Sans accord des partenaires sociaux dans la négociation des 10 et 11 janvier sur la sécurisation de l’emploi, le gouvernement légiférera. Ce qui promet un débat agité à gauche. François Hollande s’est dit prêt à « assumer » une réforme ambitieuse pour lutter notamment contre la « peur de l’embauche pour les employeurs » et relancer la croissance. Le Premier ministre, Jean-Marc Ayrault, veut créer « un nouveau modèle français » dans un pays « plus accueillant à la prise de risque » et « à l’innovation économique et sociale ». La Commission européenne n’a pas manqué de saluer ces annonces. Les propositions du Medef vont dans le même sens et poussent à une vaste réforme du marché du travail, avec des mesures facilitant les licenciements par la création d’un nouveau contrat de travail, une mobilité imposée, ainsi que la possibilité de restructurations sans plan social. Les organisations patronales rejettent de nouveaux droits pour les chômeurs et les salariés, que le gouvernement pourrait en partie intégrer dans le futur projet de loi, afin de défendre l’idée d’un marché du travail plus souple et plus protecteur. Si la législation envisagée favorise le patronat, « les effets seront catastrophiques pour le gouvernement d’un point de vue électoral. Précariser les salariés, c’est ouvrir la porte aux extrêmes », prévient Mohamed Oussedik, secrétaire confédéral de la CGT, fermement opposé à un accord de flexibilité.

Retraites

L’avenir des retraites, plus que jamais incertain, s’est rapidement imposé à François Hollande et au gouvernement. Après le rétablissement partiel du droit au départ à 60 ans pour les assurés qui ont commencé à travailler avant 20 ans, mesure prise au début de son mandat, François Hollande est en terrain miné sur le financement des retraites après les sombres perspectives du Conseil d’orientation des retraites (COR) publiées mi-décembre.
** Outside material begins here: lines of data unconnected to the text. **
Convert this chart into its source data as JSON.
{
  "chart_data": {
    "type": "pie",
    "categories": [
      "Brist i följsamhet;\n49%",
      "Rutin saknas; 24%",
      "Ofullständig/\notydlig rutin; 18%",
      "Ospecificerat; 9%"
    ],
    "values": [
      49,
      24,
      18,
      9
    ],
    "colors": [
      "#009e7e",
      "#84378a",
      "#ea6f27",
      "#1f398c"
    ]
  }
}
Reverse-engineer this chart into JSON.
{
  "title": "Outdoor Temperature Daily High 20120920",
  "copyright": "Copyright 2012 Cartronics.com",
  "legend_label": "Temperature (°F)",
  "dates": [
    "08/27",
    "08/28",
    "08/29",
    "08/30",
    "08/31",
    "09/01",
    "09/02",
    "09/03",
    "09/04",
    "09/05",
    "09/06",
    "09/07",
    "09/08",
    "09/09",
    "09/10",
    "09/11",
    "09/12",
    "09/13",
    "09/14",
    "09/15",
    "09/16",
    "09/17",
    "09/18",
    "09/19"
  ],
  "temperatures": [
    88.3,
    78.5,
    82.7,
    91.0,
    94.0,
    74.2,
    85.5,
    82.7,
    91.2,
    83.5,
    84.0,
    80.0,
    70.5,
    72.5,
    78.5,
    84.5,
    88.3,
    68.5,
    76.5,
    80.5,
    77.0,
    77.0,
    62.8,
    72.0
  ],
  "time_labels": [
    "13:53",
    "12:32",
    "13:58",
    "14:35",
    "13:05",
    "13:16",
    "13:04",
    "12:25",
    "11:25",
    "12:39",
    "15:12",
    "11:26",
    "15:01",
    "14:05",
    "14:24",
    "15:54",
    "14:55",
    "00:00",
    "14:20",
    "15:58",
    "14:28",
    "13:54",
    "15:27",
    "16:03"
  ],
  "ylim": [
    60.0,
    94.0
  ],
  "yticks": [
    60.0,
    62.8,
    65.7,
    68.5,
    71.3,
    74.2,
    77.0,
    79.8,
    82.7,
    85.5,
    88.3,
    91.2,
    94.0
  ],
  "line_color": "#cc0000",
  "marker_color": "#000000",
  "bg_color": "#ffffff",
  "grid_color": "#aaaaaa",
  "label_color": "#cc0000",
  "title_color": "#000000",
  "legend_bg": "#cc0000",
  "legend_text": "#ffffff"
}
Tous régimes confondus, le déficit des retraites devrait atteindre au moins 20,1 milliards d’euros en 2020. Bien loin des objectifs d’équilibre de la réforme Sarkozy de 2010, laquelle a augmenté l’âge de départ à la retraite de 60 à 62 ans et l’âge du taux plein de 65 à 67 ans. Un second état des lieux du COR sera remis au gouvernement le 22 janvier, et une commission d’experts se réunira pour préparer des pistes de réforme, présentées au gouvernement dès février. Une négociation avec les syndicats doit ensuite s’engager au printemps sur ce dossier explosif qui avait fait descendre près de deux millions de personnes dans la rue en 2010. La patronne du Medef, Laurence Parisot, a d’ores et déjà indiqué qu’il n’était pas question d’augmenter les cotisations : « L’idéal serait que, dans les deux ans, nous puissions augmenter l’âge légal à 63 ans et la durée de cotisation à 43 annuités », contre 41,5 actuellement. Le gouvernement suivra-t-il cette voie contestée à gauche ?

Réforme bancaire

Un monde sépare le récent projet de loi « portant réforme bancaire et financière » et l’engagement du candidat François Hollande de scinder les activités de dépôt des activités spéculatives des banques. La réforme, qui devrait être présentée à l’Assemblée nationale au printemps, a été vidée de cette promesse à la demande du lobby bancaire. La posture gouvernementale suscite de nombreux remous au sein de la gauche parlementaire, en particulier au PS. « La séparation réelle des activités “spéculatives” du reste des activités des établissements de crédit est indispensable », ont réagi notamment les socialistes Christian Paul, Laurence Rossignol et Pervenche Berès.